Godwin Emefiele. Like him or hate him, he is one of the notable personalities that has shaped Nigeria in 2023. With a stroke of his pen, he brought all Nigerians to their lowest common multiple (LCM) – down on their knees. Doing the bidding of his master, President Muhammadu Buhari, in February this year, he changed the face of the Nigerian currency.
The change had a noble intent – to deny politicians the opportunity of buying votes with money. But the planning and execution were so shoddy. The result was that Nigerians, both rich and poor, could not access their funds. They returned the old currency to the Central Bank of Nigeria (CBN), but couldn’t get the new currency. Poverty was democratized. Few Nigerians were amused, particularly the politicians whose game plans were targeted.
To be fair to Emefiele, his office lamented that new currencies had been released. But they never got to starving Nigerians.
Again, it seemed that Buhari lost the power game a second time, after failing to secure the nomination of his preferred candidate as the flag bearer of his party at the presidential election.
I was taught in Politics 101 that power is the ability to change the possibility of outcomes.
A power opposed to Buhari had arisen in his own party and was flooring the president in every way. His name is Bola Ahmed Tinubu.
Call him the master of Nigeria’s underground and you’ll be right. He mercilessly cut the grounds around the president then. A bitter Buhari turned a cheerleader in the final minute when he was rightly accused of not supporting his party’s candidate. Buhari was totally routed and the man who had given him the presidency, collected the same for himself, caring little about finesse. And his camp never forgave those that stood in its way. Enter Emefiele.
Godwin Emefiele had been appointed the CBN governor by then President Goodluck Jonathan in 2014 for a five-year term. Against political permutations, Buhari retained him for a second term in 2019. Emefiele was servile to Buhari and did his every bidding, including the hare-brained currency change. Whoever told them that politicians kept looted funds in naira? How would they store the currency? Not when there are convertible currencies in which one note would exchange for a bucketful of naira. Needless to say, Tinubu, the Jagaban of Borgu, beat them in their own game.
Even before the currency change, Emefiele had become a marked man. Even while he remained the president’s lapdog, the Department of State Security (DSS) went after him last year. Hints about sponsorship of terrorism and malfeasance were dropped. If Buhari was convinced about sponsorship of terrorism, he would simply have tossed Emefiele into the fireplace. For malfeasance, who wasn’t hefting public funds with pay loaders under Buhari?
Emefiele ran to court when the DSS tried to arrest him, and got an injunction forbidding the DSS, police, indeed all security forces and the CBN from arresting, detaining, interrogating and prosecuting him. Indeed, soldiers were deployed as his security.
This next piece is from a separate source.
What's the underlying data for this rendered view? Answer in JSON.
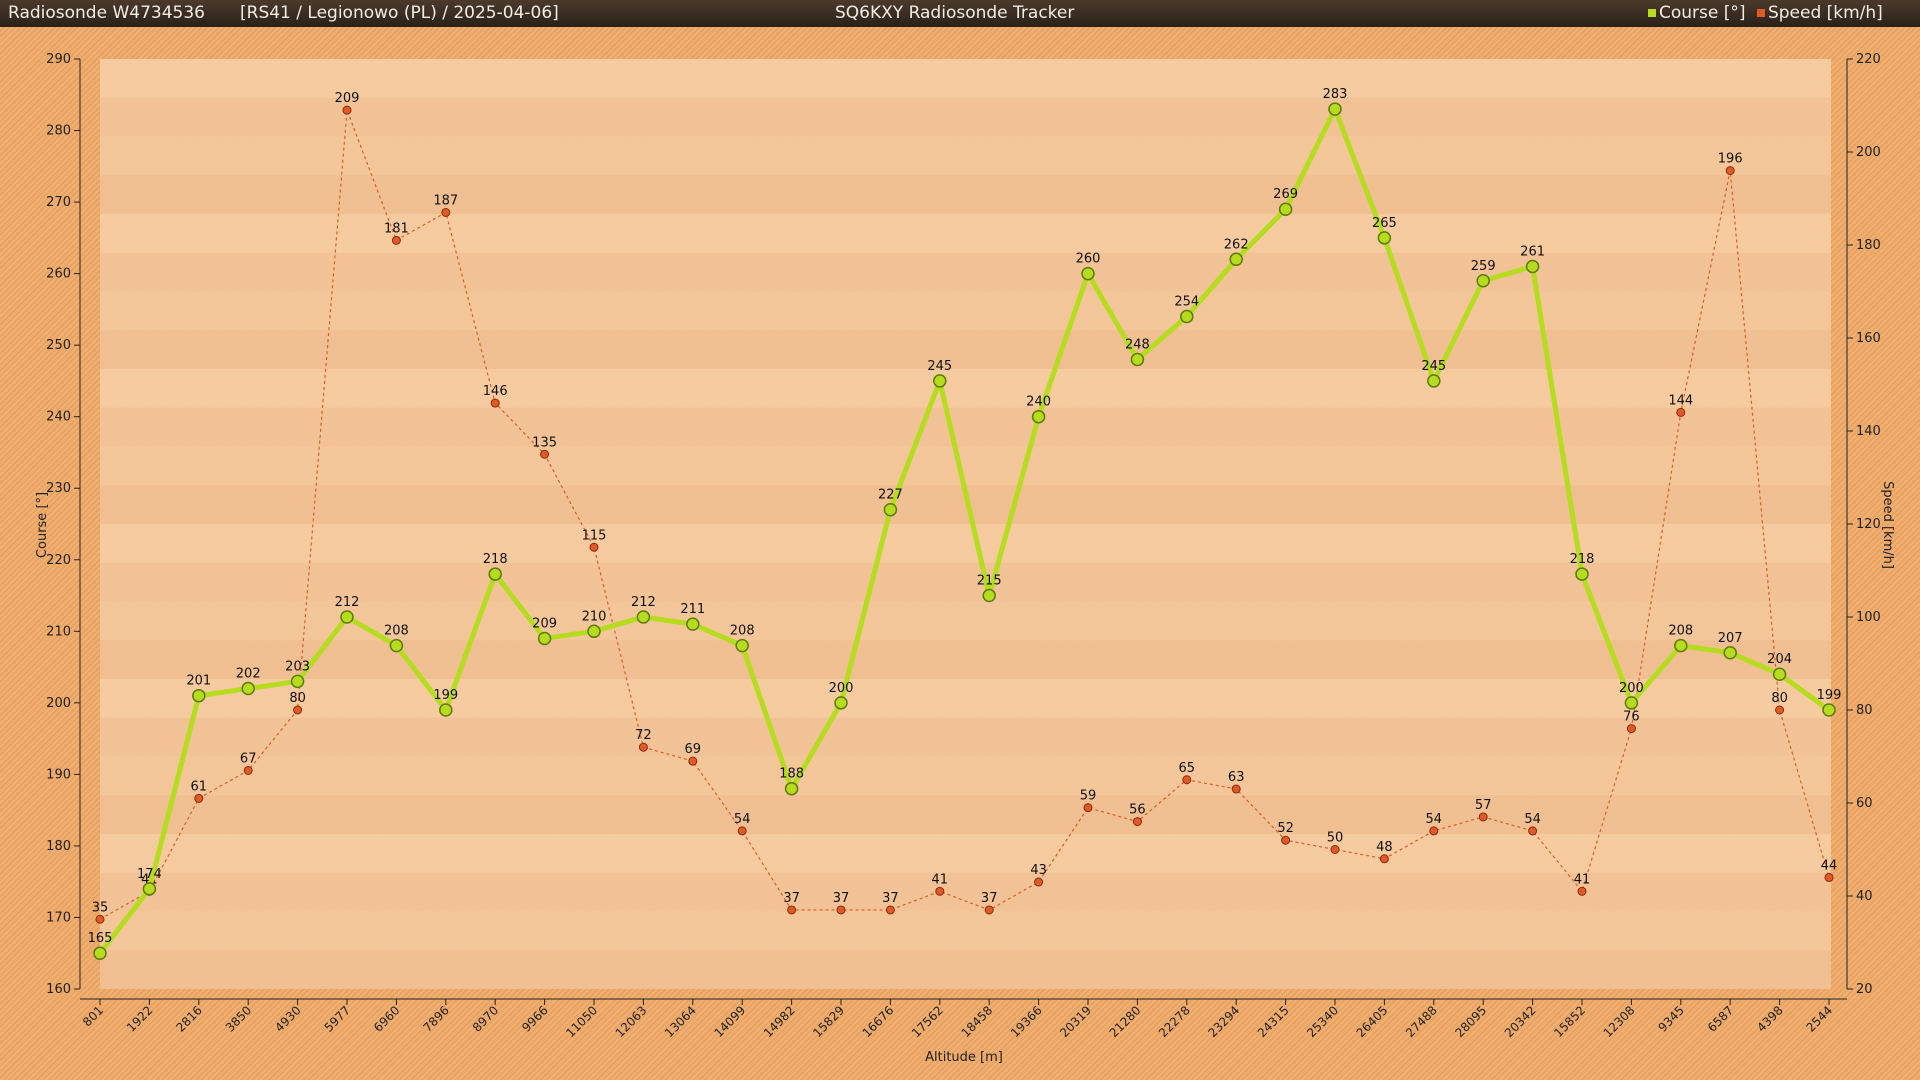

Finally, Buhari handed over to Bola Ahmed Tinubu on May 28. Just over a week later, Jagaban opened the book of records. Emefiele was suspended as CBN governor on June 9, and the very next day, the DSS arrested him. He has been in the dragon’s den since.
It matters little that there is a subsisting court order that forbids his arrest. He has since secured some two more orders for his release. But who cares?
Read also: DSS defies court ruling, rearrests Emefiele
Does anyone remember how many court orders Nnamdi Kanu got for his release while Buhari was in power? But the DSS never paid heed. Disobeying court orders seems to be an All Progressives Congress (APC) sport. It matters little that Emefiele ran to be the presidential candidate of this party. Indeed, that made matters worse for him for it was while he ran that he disclosed that he was Igbo. That ran counter to the narrative adopted by his Agbor people since the civil war for survival. The conquistadors will now give him the treatment they have reserved for the Igbos since 1967.
Perhaps Emefiele thought it was a joke when Oba Akiolu of Lagos threatened Igbos that he would have them drowned in the lagoon if they didn’t follow the political direction of his adopted nephew and benefactor, the Jagaban. Now, he will know better.
Recall that after the December 1983 coup that toppled Shehu Shagari, the president who signed off all policies was held under house arrest, while Alex Ekwueme, his vice president was held in conventional prison.
Would the Jagaban and his valiant forces ever touch Buhari whose every bidding Emefiele did? Never! You can bet your life on it. One nation, multiple destinies. Shame on the government of the day! Fairness is Greek in Nigeria.